Ondrej Duda w rozmowie z Izabelą Kruk, rzeczniczką prasową Legii Warszawa, wypowiedział się o aktualnym liderze Ekstraklasy oraz wspomnieniach związanych z klubem. Piłkarz także jasno dał do zrozumienia, że chciałby zagrać jeszcze na stadionie przy ul. Łazienkowskiej 3.
- Futbol jest nieprzewidywalny, nie wiadomo jak potoczy się kariera i gdzie skończę grać w piłkę. Chciałbym wrócić do stolicy Polski. W Legii czułem się jak w domu i nie miałbym najmniejszego problemu z powrotem do warszawskiego klubu - oznajmił Ondrej Duda.

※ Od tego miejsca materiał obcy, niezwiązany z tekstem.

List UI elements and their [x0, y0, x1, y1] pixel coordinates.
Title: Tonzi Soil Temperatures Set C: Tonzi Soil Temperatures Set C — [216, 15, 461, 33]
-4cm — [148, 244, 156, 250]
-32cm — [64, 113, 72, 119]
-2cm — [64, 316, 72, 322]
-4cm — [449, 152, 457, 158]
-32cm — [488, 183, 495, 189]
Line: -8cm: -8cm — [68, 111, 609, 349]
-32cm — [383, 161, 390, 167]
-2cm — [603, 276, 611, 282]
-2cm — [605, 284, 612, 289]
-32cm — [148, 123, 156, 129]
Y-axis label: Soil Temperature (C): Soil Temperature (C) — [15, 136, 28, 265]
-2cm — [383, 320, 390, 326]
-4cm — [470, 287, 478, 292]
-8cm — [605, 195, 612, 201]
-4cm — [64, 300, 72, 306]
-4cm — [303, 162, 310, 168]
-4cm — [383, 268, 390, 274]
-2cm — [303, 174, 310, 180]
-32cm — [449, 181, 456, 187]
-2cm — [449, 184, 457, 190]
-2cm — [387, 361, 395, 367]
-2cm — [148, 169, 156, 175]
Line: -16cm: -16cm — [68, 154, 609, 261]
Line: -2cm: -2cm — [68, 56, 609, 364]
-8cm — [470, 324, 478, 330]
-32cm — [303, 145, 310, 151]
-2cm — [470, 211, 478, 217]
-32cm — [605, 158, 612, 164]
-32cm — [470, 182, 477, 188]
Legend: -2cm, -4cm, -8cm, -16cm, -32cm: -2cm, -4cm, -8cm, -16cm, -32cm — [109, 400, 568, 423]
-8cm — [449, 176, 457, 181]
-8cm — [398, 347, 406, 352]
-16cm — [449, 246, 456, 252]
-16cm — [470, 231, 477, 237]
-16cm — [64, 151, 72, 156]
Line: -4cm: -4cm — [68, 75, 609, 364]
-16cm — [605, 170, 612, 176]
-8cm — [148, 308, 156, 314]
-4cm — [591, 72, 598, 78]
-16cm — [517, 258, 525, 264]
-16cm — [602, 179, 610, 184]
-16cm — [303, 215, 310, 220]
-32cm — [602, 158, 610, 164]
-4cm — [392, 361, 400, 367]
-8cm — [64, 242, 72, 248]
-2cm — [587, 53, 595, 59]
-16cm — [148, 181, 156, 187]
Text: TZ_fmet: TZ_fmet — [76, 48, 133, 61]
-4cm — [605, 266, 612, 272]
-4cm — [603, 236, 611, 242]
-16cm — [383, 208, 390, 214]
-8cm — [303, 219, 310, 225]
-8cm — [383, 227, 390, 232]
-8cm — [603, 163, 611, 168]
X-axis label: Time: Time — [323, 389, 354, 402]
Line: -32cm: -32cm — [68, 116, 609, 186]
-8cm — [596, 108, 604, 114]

25-letni Słowak w Legii Warszawa rozegrał 101 spotkań, w których strzelił 16 bramek oraz zanotował dziewiętnaście asyst. W pytaniu o bramkę, która najbardziej zapadła Ondrejowi Dudzie w pamięć, zawodnik przytoczył mecz Legii w Lidze Europy z 2014 roku.
- Nie strzeliłem zbyt wielu goli. Pamiętam jednak spotkanie Ligi Europy z Metalistem Charków w Kijowie. Wygraliśmy 1:0 po mojej bramce, Dusan Kuciak obronił rzut karny. W tamtym czasie grało mi się naprawdę dobrze - powiedział napastnik
Zawodnika zapytano także o kibiców. Ondrej Duda odszedł z Legii Warszawa do Herthy Berlin, gdzie grał do końca 2019 roku. W styczniu tego roku wypożyczono Słowaka do Norwich, gdzie dotychczas zagrał w siedmiu meczach. Porównując atmosferę na stadionach wszystkich trzech klubów, zdaniem Ondreja Dudy, Legia to zdecydowany faworyt.
- Brakuje mi dopingu kibiców Legii. Stadion w Berlinie jest ogromy, ale komplet publiczności pojawiał się na meczach z Bayernem czy Borussią, normalnie zjawiało się trochę mniej fanów. Kibice Herthy nie zrobili na mnie takiego wrażenia jak legioniści. W Anglii jest inaczej, kibice piłkę traktują tutaj jak święto. Wydaje mi się, że atmosfera jest lepsza niż w Niemczech, ale nie można jej porównać do dopingu na Legii. W Warszawie był prawdziwy sztos - chwali fanatyków Stołecznych Ondrej Duda.
Napastnik wskazał także oprawę kibiców przed meczem z Aktobe - to ona najbardziej zapadła mu w pamięć. Zdaniem piłkarza nie tylko kibice w Warszawie bardziej mu odpowiadali, ale także przygotowanie do spotkań.
- Lepiej wspominam treningi w Legii niż w Hercie. Nie ma co ukrywać, dużo zależy od szkoleniowca. W Warszawie za kadencji Henninga Berga i później Stanisława Czerczesowa mieliśmy dużo ćwiczeń z piłką, co bardzo mi odpowiadało. Może było trochę ciężej, ale dobrze oceniam ten okres - skomentował 25-latek.
Duda jest wypożyczony z Herthy do angielskiego Norwich do końca czerwca 2020 roku.